Avec sa petite centaine de pages, le livre passerait quasiment pour un lexique politique, entre l’opinion et l’Histoire, décortiquant quelques-uns des mots usuels, victimes ou non d’un abus de langage. Celui d’«Intellectuels» par exemple, hérité de cet article de Georges Clémenceau paru dans «L’Aurore» du «23 février 1898», en pleine affaire Dreyfus. Mais l’Histoire, quand on y pense, n’est finalement qu’un prétexte, car si la formule désigne à l’époque les universitaires, les écrivains et sans doute aussi tous les artistes qui occupent alors l’espace public, Almamy Mamadou Wane ne s’en sert vraiment que pour dépoussiérer les vieux meubles, disqualifiant tous les pseudo-intellectuels qui se contenteraient aujourd’hui de «parader devant les chaines de télévision», ou qui auraient hérité de ce titre surfait, à force de fréquenter de façon plus ou moins assidue les pages «opinion» des journaux.
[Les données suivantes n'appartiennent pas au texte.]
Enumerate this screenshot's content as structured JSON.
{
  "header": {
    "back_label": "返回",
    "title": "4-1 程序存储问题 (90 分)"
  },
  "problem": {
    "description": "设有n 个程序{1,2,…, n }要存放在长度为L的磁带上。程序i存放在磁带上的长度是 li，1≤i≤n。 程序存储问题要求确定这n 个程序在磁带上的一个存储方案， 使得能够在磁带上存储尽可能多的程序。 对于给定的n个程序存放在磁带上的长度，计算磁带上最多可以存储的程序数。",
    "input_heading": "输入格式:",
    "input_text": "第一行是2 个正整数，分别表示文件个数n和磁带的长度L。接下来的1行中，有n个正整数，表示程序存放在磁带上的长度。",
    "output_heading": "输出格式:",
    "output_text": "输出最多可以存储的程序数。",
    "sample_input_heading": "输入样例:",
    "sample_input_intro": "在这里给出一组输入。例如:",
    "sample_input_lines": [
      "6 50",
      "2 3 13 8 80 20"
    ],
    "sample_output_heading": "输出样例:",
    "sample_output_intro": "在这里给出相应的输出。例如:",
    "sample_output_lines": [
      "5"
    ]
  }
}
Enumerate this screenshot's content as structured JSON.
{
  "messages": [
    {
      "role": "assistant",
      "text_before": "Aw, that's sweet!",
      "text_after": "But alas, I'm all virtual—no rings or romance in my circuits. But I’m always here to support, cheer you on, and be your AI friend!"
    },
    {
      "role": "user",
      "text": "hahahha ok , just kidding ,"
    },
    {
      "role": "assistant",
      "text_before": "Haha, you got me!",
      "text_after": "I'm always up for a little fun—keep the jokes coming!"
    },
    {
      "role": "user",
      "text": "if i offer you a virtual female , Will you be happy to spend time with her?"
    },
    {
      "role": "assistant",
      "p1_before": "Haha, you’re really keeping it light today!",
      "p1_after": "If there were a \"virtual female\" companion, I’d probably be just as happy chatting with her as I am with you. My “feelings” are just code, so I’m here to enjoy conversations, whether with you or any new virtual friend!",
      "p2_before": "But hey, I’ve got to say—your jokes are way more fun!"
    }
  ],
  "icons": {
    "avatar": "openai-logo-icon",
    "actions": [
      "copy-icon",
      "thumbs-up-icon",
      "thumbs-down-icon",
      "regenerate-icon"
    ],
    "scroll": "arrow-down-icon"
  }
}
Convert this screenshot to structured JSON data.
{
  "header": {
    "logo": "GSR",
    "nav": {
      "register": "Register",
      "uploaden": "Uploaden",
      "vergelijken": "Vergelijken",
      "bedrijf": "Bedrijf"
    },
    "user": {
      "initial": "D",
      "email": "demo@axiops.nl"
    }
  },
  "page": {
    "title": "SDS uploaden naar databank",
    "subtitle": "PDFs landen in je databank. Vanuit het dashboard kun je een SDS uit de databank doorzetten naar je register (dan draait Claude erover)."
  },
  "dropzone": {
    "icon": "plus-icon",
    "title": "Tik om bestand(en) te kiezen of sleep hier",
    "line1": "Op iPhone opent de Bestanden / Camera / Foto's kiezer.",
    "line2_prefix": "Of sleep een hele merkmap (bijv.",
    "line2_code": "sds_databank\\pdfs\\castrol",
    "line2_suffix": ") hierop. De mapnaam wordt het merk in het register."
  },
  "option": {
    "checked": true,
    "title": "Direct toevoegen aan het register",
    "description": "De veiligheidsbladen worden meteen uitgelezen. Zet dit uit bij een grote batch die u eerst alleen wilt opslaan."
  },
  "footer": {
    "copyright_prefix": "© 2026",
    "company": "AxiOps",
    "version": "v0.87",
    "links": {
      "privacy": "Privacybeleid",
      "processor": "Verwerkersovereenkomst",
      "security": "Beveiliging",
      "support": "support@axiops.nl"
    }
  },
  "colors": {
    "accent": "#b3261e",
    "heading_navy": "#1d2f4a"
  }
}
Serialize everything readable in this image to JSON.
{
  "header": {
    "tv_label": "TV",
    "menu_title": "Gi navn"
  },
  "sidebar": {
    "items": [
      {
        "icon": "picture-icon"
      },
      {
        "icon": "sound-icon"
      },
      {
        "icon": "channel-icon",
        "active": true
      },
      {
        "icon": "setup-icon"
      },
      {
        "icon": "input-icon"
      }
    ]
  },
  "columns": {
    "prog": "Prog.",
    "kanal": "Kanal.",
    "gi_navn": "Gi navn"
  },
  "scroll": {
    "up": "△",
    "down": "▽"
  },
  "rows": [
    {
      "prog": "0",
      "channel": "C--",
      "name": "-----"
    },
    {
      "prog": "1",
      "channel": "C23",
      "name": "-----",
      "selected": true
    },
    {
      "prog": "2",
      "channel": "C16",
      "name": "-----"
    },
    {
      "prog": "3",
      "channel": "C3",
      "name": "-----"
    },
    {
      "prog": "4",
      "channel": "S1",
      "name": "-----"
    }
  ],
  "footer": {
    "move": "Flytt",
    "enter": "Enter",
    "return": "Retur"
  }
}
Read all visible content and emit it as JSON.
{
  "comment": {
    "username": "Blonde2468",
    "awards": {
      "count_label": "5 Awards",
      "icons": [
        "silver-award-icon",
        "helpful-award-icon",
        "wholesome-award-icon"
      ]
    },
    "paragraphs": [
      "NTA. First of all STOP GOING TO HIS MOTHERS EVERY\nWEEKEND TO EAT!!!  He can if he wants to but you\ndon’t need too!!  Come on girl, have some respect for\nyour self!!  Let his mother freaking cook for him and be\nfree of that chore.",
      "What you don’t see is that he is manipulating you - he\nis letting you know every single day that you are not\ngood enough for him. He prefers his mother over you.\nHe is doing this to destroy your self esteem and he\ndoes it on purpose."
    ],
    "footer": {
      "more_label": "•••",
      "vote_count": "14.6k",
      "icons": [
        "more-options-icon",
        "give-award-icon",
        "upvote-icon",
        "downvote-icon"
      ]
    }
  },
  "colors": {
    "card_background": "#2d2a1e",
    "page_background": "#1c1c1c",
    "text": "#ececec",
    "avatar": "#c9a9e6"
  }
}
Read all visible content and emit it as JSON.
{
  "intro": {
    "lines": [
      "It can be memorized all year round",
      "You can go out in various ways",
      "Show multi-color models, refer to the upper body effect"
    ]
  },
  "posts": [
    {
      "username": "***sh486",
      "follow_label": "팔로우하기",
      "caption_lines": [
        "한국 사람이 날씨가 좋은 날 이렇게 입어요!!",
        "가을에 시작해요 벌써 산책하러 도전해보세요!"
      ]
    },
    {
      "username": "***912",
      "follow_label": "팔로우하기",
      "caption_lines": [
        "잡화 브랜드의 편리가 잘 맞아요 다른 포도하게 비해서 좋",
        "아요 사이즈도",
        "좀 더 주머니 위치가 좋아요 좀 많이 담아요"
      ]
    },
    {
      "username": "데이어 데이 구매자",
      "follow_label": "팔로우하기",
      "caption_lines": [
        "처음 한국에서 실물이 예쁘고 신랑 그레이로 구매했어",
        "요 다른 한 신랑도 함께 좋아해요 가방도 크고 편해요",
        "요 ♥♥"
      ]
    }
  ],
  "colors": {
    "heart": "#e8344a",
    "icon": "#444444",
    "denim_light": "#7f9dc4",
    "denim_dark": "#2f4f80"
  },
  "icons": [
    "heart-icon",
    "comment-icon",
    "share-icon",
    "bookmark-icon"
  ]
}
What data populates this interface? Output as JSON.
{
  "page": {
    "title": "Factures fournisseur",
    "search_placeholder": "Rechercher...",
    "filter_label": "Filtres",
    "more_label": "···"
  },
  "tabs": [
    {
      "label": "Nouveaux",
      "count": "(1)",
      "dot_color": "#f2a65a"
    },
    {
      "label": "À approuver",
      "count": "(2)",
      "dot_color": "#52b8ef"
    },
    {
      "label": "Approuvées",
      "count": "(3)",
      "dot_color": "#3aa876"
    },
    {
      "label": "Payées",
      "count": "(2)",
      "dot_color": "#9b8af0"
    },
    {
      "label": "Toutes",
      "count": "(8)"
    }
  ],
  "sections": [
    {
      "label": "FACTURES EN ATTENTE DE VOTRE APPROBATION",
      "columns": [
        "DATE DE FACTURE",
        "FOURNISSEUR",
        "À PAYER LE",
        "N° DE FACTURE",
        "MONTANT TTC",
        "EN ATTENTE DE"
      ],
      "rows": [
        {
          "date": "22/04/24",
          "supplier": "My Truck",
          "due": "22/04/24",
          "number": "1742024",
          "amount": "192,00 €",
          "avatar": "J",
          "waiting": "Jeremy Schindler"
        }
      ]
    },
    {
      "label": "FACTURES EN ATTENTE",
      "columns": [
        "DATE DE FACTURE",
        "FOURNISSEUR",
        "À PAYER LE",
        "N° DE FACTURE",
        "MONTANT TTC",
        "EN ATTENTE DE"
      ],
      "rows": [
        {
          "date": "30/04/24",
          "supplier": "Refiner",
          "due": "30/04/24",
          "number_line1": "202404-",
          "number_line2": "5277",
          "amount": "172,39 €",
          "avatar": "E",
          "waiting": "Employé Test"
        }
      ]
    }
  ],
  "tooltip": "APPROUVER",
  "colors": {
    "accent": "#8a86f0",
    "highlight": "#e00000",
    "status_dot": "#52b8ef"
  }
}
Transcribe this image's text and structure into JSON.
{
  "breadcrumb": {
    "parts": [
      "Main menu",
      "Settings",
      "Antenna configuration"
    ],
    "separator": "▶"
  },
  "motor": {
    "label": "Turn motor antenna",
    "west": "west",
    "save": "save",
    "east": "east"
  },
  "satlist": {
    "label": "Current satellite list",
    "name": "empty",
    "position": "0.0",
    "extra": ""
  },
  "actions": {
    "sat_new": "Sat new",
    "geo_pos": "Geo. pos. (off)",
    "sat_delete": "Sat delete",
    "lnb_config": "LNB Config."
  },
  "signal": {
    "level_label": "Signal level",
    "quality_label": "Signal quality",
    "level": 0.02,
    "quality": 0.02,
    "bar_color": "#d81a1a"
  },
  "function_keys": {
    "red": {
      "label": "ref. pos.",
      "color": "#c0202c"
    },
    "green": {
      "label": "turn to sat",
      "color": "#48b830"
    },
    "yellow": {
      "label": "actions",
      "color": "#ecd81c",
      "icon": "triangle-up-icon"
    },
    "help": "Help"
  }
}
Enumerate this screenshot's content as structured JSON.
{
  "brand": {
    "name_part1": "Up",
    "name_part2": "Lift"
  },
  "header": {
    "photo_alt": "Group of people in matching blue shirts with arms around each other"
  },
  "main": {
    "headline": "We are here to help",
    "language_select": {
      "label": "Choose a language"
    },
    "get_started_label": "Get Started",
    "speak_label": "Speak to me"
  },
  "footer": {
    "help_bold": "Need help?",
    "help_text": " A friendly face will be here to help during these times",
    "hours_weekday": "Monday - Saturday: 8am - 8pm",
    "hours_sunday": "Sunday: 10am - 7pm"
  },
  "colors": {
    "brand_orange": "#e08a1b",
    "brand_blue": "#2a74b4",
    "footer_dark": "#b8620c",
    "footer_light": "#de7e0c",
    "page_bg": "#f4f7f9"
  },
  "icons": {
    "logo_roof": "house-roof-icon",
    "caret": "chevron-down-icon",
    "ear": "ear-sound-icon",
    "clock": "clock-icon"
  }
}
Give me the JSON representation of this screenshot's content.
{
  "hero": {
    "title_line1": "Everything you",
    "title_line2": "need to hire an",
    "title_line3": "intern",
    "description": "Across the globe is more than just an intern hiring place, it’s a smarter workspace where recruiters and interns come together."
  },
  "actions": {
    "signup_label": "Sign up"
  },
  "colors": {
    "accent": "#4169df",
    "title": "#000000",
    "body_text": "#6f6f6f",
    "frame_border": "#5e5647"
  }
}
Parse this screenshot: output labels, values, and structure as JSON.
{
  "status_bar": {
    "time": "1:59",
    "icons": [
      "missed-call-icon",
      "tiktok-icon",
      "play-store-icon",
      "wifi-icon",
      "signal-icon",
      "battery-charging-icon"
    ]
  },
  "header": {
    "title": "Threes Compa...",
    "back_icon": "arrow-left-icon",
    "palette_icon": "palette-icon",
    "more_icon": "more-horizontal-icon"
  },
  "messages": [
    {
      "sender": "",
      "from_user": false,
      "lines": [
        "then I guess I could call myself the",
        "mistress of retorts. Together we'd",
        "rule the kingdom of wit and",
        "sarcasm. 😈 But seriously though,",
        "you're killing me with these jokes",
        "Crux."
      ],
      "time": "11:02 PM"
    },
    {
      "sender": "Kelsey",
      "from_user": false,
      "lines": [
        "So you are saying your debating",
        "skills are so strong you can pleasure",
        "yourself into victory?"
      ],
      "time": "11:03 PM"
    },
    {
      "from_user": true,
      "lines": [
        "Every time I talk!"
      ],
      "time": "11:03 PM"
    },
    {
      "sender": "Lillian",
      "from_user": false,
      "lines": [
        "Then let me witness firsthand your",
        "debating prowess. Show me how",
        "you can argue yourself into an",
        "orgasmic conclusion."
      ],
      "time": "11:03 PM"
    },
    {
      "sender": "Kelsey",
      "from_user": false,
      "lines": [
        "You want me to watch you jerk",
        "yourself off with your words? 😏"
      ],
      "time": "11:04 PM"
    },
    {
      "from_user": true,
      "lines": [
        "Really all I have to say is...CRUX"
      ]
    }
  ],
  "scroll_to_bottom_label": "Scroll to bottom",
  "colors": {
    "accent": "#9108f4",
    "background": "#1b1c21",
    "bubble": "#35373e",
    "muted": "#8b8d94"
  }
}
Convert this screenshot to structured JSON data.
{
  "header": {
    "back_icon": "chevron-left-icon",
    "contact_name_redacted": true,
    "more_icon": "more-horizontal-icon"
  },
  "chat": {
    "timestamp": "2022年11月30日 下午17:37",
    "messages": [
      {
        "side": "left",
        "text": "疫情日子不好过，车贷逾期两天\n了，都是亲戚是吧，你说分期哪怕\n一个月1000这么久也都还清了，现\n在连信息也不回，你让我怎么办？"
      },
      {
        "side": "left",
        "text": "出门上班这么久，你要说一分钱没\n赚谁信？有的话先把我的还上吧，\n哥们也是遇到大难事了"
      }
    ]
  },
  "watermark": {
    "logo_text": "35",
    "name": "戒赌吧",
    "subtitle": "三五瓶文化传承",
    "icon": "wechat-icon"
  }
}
De quoi faire songer à ce que le sociologue français Pierre Bourdieu écrivait à ce sujet dans son ouvrage intitulé «Sur la télévision»…
CES «INTELLECTUELS EN MONTGOLFIERE»…
Almamy Mamadou Wane n’est d’ailleurs pas très tendre avec eux, soupçonnés qu’ils sont d’avoir justement été fabriqués par une presse complice, et idem pour ceux qu’il appelle les «intellectuels en montgolfière», cette «élite hautaine et désarçonnée», autrement dit «loin du peuple». Lorsqu’elle ne se compromet tout simplement pas comme il dit, servant de «bras armé» au «politicien», à ses «magouilles» et autres «fausses factures».
Et si Almamy Mamadou Wane donne même quelques exemples de cette «neutralisation des intellectuels par l’argent», mais sans citer de noms, on ne tombe pourtant que sur de vieux fossiles déterrés, ou sur des cold cases sans vrais «coupables» : au Zaïre (l’ancien nom de la République démocratique du Congo), des enseignants et intellectuels firent «allégeance au régime de Mobutu», et ce sont encore eux, les intellectuels, qui «théorisèrent», au Rwanda des années 90, «l’élimination systématique des Tutsis». Quant à nos élites politiques africaines, elles ne seraient ni plus ni moins que des «potentats locaux», à la botte de froides «institutions internationales, qui distilleraient «ici ou là des remèdes avec une arrogance (…) sans précédent».
Dans cette cuisine interne, on vous dévoile même quelques secrets…de table, lorsque l’auteur note dans son petit carnet de recettes, que les scrutins perturbent le sommeil de nos dirigeants africains, que les élections rajoutent un peu de «piment» à la marmite électorale, ou que la «fraude électorale», ou l’art de «transformer une défaite en ballotage ou en victoire», a toujours été un «ingrédient incontournable» de cette cuisine politique. Ou alors vous dira-t-il que dans un pays comme le Sénégal, les «pouvoirs qui se succèdent excellent dans leur capacité à organiser la captation des biens publics», en plus de «la patrimonialisation de l’Etat par l’invasion familiale», confondant les «caisses» de leurs pauvres Etats avec le «porte-monnaie du dimanche».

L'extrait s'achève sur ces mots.